DELİLLERİN DEĞERLENDİRİLMESİ VE GEREKÇE:
Dava, menfi tespit istemine ilişkindir.Davacı şirket yetkilisi Mahkememize sunmuş olduğu 07/11/2022 tarihli dilekçesi ile özetle; Sağlık Bakanlığı —–Bölgesi Kamu Hastaneler Birliği tarafından en son dosyaya sunulan evraklar içerisinde 250.000 TL ödemenin; 04.04.2017 tarih ve —– numaralı temlikname gereği davalı tarafın hesabına ödendiğini gösteren evrak bulunduğunu, davalı ile sulh görüşmeleri yapıldığını, bu çerçevede davalı tarafça 18/10/2022 tarihinde ——. İcra Ceza Mahkemesi çek ceza davasındaki şikayetin geri çekildiğini, her ne kadar hak kaybına uğramamak adına bilirkişi ücretini yatırmış olsalar da yapmış oldukları sulh görüşmeleri ve çek ceza şikayetinin geri çekilmesi dikkate alınarak ; öncelikle 07.11.2022 tarihinde yapılması kararlaştırılan bilirkişi ticari defter incelemesinin ertelenmesini ve akabinde HMK 123 gereği davanın geri alınması taleplerinin kabulüne karar verilmesini talep etmiştir.HMK m.123’de : (1) Davacı, hüküm kesinleşinceye kadar, ancak davalının açık rızası ile davasını geri alabilir. (Ek cümle:22/7/2020-7251/10 md.) Bu takdirde davanın açılmamış sayılmasına karar verilir.” hususu hüküm altına alınmıştır.Mahkememizin 10/11/2022 tarihli ara kararı gereği davacı şirket yetkilisi tarafından sunulan dilekçe ile ekleri davalı vekiline tebliğ edilmiş, davalı vekili UYAP sistemi üzerinden Mahkememize sunmuş olduğu 22/11/2022 tarihli dilekçesi ile özetle davacının davasını geri almasına muvafakat ettiklerini beyan etmiştir.Tüm dosya kapsamından; Menfi tespit istemiyle açılan huzurdaki davada, davacı şirket temsilcisinin 07/11/2022 tarihli dilekçesi ile davayı geri aldıklarını beyan ettiği, imza sirküsünün incelenmesine göre şirketi her hususta münferit imzası ile yetkili olduğu, davayı geri almalarına ilişkin dilekçenin davalı tarafa tebliğ edildiği, davalı vekili tarafından 22/11/2022 tarihli dilekçe ile geri almaya muvafakat ettiklerini bildirdikleri, 14/02/2023 tarihli celsede davalı vekili tarafından yargılama gideri ile vekalet ücreti taleplerinin bulunmadığının beyan edildiği, davalı vekilinin dosyada mübrez vekaletnamesinin usulüne uygun olduğunun anlaşılması karşısında 6100 Sayılı HMK m.123 uyarınca davanın açılmamış sayılmasına karar verilmesine dair aşağıdaki şekilde hüküm kurulmuştur.

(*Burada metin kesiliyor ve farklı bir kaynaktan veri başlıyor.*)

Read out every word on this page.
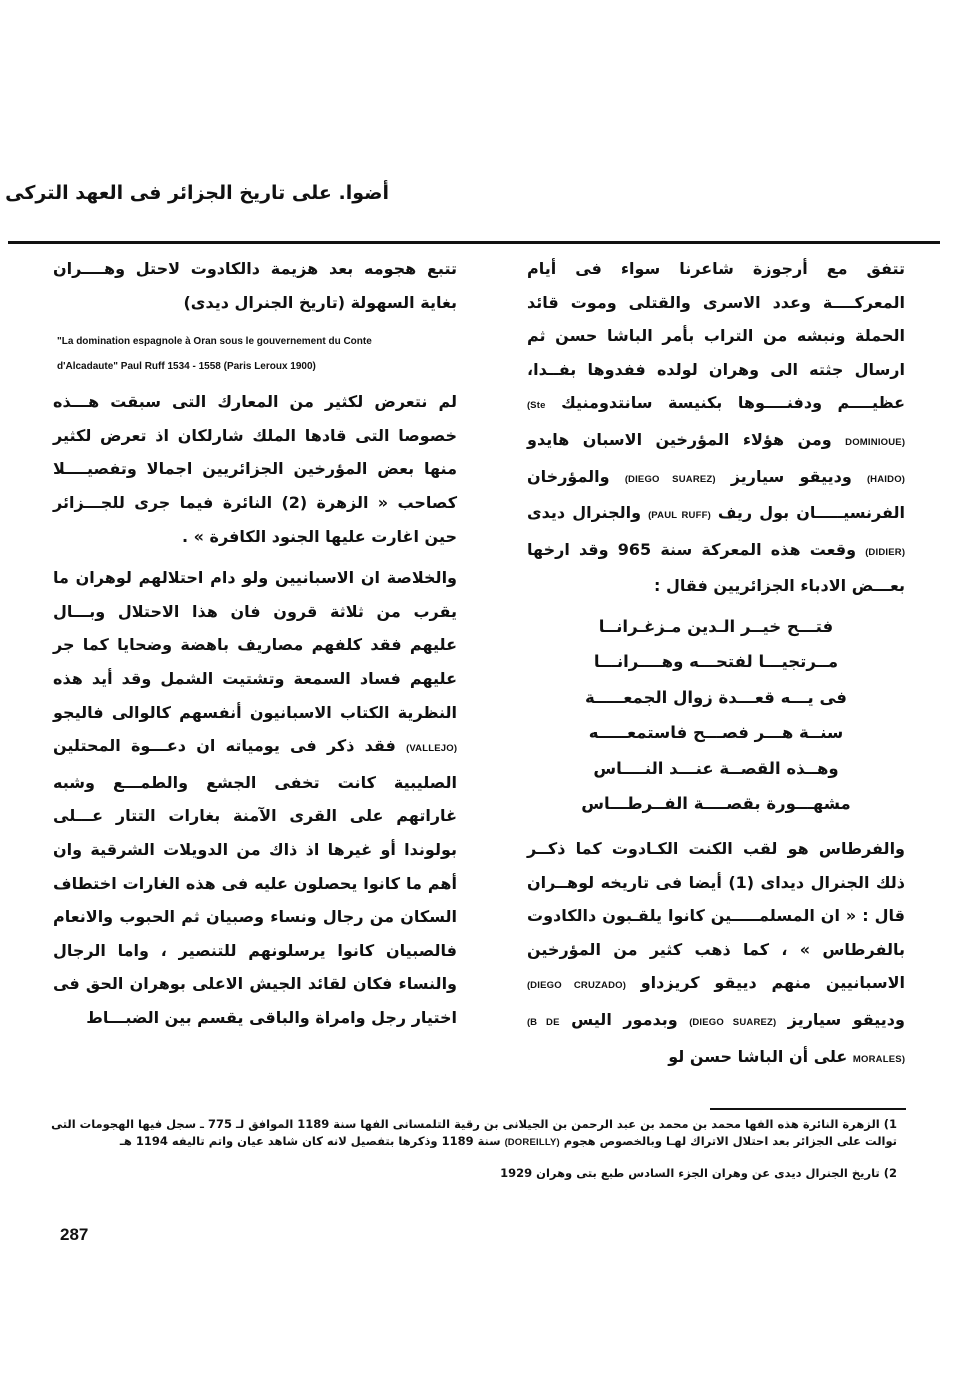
أضوا. على تاريخ الجزائر فى العهد التركى

تتفق مع أرجوزة شاعرنا سواء فى أيام المعركــــة وعدد الاسرى والقتلى وموت قائد الحملة ونبشه من التراب بأمر الباشا حسن ثم ارسال جثته الى وهران لولده ففدوها بفــدا، عظيــــم ودفنــــوها بكنيسة سانتدومنيك (Ste DOMINIOUE) ومن هؤلاء المؤرخين الاسبان هايدو (HAIDO) ودييقو سياريز (DIEGO SUAREZ) والمؤرخان الفرنسيـــــان بول ريف (PAUL RUFF) والجنرال ديدى (DIDIER) وقعت هذه المعركة سنة 965 وقد ارخها بعـــض الادباء الجزائريين فقال :

فتـــح خيــر الـدين مـزغـرانــا
مــرتجيـــا لفتحـــه وهــــرانـــا
فى يـــه قعـــدة زوال الجمعـــــة
سنــة هـــر فصـــح فاستمعـــــه
وهــذه القصــة عنـــد النــــاس
مشهـــورة بقصــــة الفــرطـــاس

والفرطاس هو لقب الكنت الكـادوت كما ذكــر ذلك الجنرال ديداى (1) أيضا فى تاريخه لوهــران قال : « ان المسلمـــــين كانوا يلقـبون دالكادوت بالفرطاس » ، كما ذهب كثير من المؤرخين الاسبانيين منهم دييقو كريزداو (DIEGO CRUZADO) ودييقو سياريز (DIEGO SUAREZ) وبدمور اليس (B DE MORALES) على أن الباشا حسن لو

تتبع هجومه بعد هزيمة دالكادوت لاحتل وهــــران بغاية السهولة (تاريخ الجنرال ديدى)

"La domination espagnole à Oran sous le gouvernement du Conte
d'Alcadaute" Paul Ruff 1534 - 1558 (Paris Leroux 1900)

لم نتعرض لكثير من المعارك التى سبقت هـــذه خصوصا التى قادها الملك شارلكان اذ تعرض لكثير منها بعض المؤرخين الجزائريين اجمالا وتفصيــــلا كصاحب « الزهرة (2) النائرة فيما جرى للجـــزائر حين اغارت عليها الجنود الكافرة » .

والخلاصة ان الاسبانيين ولو دام احتلالهم لوهران ما يقرب من ثلاثة قرون فان هذا الاحتلال وبـــال عليهم فقد كلفهم مصاريف باهضة وضحايا كما جر عليهم فساد السمعة وتشتيت الشمل وقد أيد هذه النظرية الكتاب الاسبانيون أنفسهم كالوالى فاليجو (VALLEJO) فقد ذكر فى يومياته ان دعـــوة المحتلين الصليبية كانت تخفى الجشع والطمـــع وشبه غاراتهم على القرى الآمنة بغارات التتار عـــلى بولوندا أو غيرها اذ ذاك من الدويلات الشرقية وان أهم ما كانوا يحصلون عليه فى هذه الغارات اختطاف السكان من رجال ونساء وصبيان ثم الحبوب والانعام فالصبيان كانوا يرسلونهم للتنصير ، واما الرجال والنساء فكان لقائد الجيش الاعلى بوهران الحق فى اختيار رجل وامراة والباقى يقسم بين الضبـــاط

1) الزهرة النائرة هذه الفها محمد بن محمد بن عبد الرحمن بن الجيلانى بن رقية التلمسانى الفها سنة 1189 الموافق لـ 775 ـ سجل فيها الهجومات التى توالت على الجزائر بعد احتلال الاتراك لهـا وبالخصوص هجوم (DOREILLY) سنة 1189 وذكرها بتفصيل لانه كان شاهد عيان واتم تاليفه 1194 هـ

2) تاريخ الجنرال ديدى عن وهران الجزء السادس طبع بتى وهران 1929

287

HÜKÜM: Gerekçesi Yukarıda Açıklandığı Üzere;
1-)Davacının davasını geri aldığı, geri almaya da davalının muvafakat ettiği anlaşılmakla 6100 Sayılı HMK m.123 uyarınca DAVANIN AÇILMAMIŞ SAYILMASINA,
2-)Karar ve ilâm harcı olan 179,90-TL harcın peşin alınan 1.280,82-TL harçtan mahsubu ile bakiye 1.100,92-TL harcın kararın kesinleşmesini müteakip talep halinde davacıya iadesine,
3-)Arabuluculuk Kanunu’nun 18/A-(13) maddesi ve Hukuk Uyuşmazlıklarında Arabuluculuk Yönetmeliğinin 26/2 maddeleri ile Arabuluculuk Asgari Ücret Tarifesi uyarınca —–bütçesinden ödenen 1.320-TL arabuluculuk ücretinin davacıdan tahsili ile Hazineye Gelir Kaydına,
4-)Davacı tarafından yapılan yargılama giderinin kendi üzerinde bırakılmasına,
5-)Davalı tarafın vekalet ücreti ve yargılama gideri talebi bulunmadığından, davalı lehine vekalet ücreti ve yargılama giderine hükmedilmesine yer olmadığına,
6-)Kullanılmayan gider avansının kararın kesinleşmesini müteakip HMK madde 333/1 uyarınca yatıran tarafa iadesine,Dair, davalı vekilinin yüzüne karşı, gerekçeli kararın tebliğinden itibaren 2 hafta içerisinde ——Bölge Adliye Mahkemesi’ne İstinaf Kanun yolu açık olmak üzere karar verildi.